Nov 22nd, 2009 by woof

                                            FORBES On Potter.

                   Forbes is America’s business think-tank mag.

Below is a quote from an early article (2001) article on the Potter phenomenon.

Seemingly the writer has no difficulty in accepting that a woman who never had a brother has suddenly become an expert in juvenile male psychology nor has even doubted for a second her claims to orginal creation. What he does do however is shed light on how and why a fantasy is manicured, tailored and marketed for mass consumption. Worth reading for all sorts of reasons. Here is the link to the complete article.  Forbes  on Potter.

“The ironic part is that Harry Potter doesn’t need the help. The young wizard himself is the greatest British hero since James Bond. Rowling is a worthy successor to Ian Fleming, who, incidentally was a pretty fair children’s book writer, too, having penned Chitty Chitty Bang Bang. The books are so popular that the movie would have been wildly anticipated, no matter how it was released. Harry Potter is such a skilled wizard, he might be allowed to work his own magic. He could hit his home runs even without a juiced ball or a corked bat. “

Flattering stuff don’t you think? from someone wrestling with the ‘given’ but expressing not a single doubt as to its origin.

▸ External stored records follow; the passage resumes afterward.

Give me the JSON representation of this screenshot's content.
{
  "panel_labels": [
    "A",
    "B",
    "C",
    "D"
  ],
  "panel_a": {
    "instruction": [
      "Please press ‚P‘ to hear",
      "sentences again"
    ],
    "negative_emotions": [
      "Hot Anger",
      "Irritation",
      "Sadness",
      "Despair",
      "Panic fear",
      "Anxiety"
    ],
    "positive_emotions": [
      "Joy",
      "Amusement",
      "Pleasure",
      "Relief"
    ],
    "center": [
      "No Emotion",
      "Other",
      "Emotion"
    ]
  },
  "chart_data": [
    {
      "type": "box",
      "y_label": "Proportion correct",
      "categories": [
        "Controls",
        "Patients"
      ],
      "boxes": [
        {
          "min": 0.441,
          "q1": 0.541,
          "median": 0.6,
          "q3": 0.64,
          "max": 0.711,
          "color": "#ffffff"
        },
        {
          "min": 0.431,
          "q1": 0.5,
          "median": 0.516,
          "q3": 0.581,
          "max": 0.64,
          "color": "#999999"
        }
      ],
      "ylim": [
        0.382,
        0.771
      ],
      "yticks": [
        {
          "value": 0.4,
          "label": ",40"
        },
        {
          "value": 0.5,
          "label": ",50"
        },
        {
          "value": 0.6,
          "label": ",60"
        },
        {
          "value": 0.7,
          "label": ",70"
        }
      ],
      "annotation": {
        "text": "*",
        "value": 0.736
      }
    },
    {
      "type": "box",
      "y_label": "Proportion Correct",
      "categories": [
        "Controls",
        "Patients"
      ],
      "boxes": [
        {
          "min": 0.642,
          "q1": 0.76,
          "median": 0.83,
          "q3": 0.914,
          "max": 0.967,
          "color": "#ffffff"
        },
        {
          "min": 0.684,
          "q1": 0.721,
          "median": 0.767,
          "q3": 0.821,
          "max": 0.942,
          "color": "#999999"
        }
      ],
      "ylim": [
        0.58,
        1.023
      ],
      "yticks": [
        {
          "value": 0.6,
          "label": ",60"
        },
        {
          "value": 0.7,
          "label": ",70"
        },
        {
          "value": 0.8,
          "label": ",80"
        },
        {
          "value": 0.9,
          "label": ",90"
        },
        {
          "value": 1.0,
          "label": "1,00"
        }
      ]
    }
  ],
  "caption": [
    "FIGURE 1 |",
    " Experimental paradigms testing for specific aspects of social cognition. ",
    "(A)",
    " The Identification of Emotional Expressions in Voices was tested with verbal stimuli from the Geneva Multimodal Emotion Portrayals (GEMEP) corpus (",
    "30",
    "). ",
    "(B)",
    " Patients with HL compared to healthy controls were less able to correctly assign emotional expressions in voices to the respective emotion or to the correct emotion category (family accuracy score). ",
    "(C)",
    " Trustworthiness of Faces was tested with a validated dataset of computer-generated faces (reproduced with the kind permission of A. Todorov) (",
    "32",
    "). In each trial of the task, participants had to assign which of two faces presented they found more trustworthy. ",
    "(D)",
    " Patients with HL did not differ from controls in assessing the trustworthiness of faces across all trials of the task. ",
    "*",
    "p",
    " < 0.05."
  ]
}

The timely creation of a hero for the age does not seemingly even merit the simple question of how this inevitability could possibly have found expression in an “idea” if you please that popped into a woman’s head during a train journey. Interestingly, it is the whole train idea itself that the Adrian Jacobs litigants are sueing over. Indeed, you could be forgiven for thinking that the shennanigans of Rowling’s script writers reflect the obsessive determination of shysters trying to prove righful ownership to something that never did and never could havc belonged to any of them, covering their tracks, as it were,  even before they have made them, to be certain of winning a case should it ever come to court as theyare most assuredly afraid it some day will.  Deplorable stuff in our view…. we who have taken great pains to set the record straight as the plumb- line we use for our murals … for all to see. Clearly, the architects of this “phenomenon” ( and that would include the alleged ’creator’) were smugly convinced from the start that once the product called Potter was accepted and enjoyed by countless kids queries as to its authenticity would be readily snuffed out by means of tacit support from the guard dogs of the  media (especially the British media bloated as ever with their imperial delusions), - brutally  aggressive legal tactics protecting alleged copyright and on-going relentless self-fortification against any form of scrutiny from any source.

 This shamelessly amoral  game has been going on for quite some time and will only end when every single penny that can be extracted from Potter has made it loyal way to the coffers of the coporations and their subsidiaries both sides of the Atlantic who have been feeding off the commercial brew  for well  over a decade. The truth is Harry Potter was hijacked from a previous creation. End of story. And his true origins lie in the purgatory of  political conflict in Northern Ireland not in a silly daydream. From the battle front of collective tragedies, let us repeat ….. not from an “idea”.

It is atonishing to us that ‘intelligent’ people, writers and journalists would you believe?, men with degrees as long as your stupidity, teachers of literature etc, etc, have bought into this cock-and-bull crap with scarcely a one asking a single serious question as to the authenticity of Rowling’s claims when it is glaringly obvious to anybody who is not a congenital retard that the source must clearly be elsewhere. This blog is to make it clear to you where that ELSEWHERE actually is and indeed why Potter exists at all.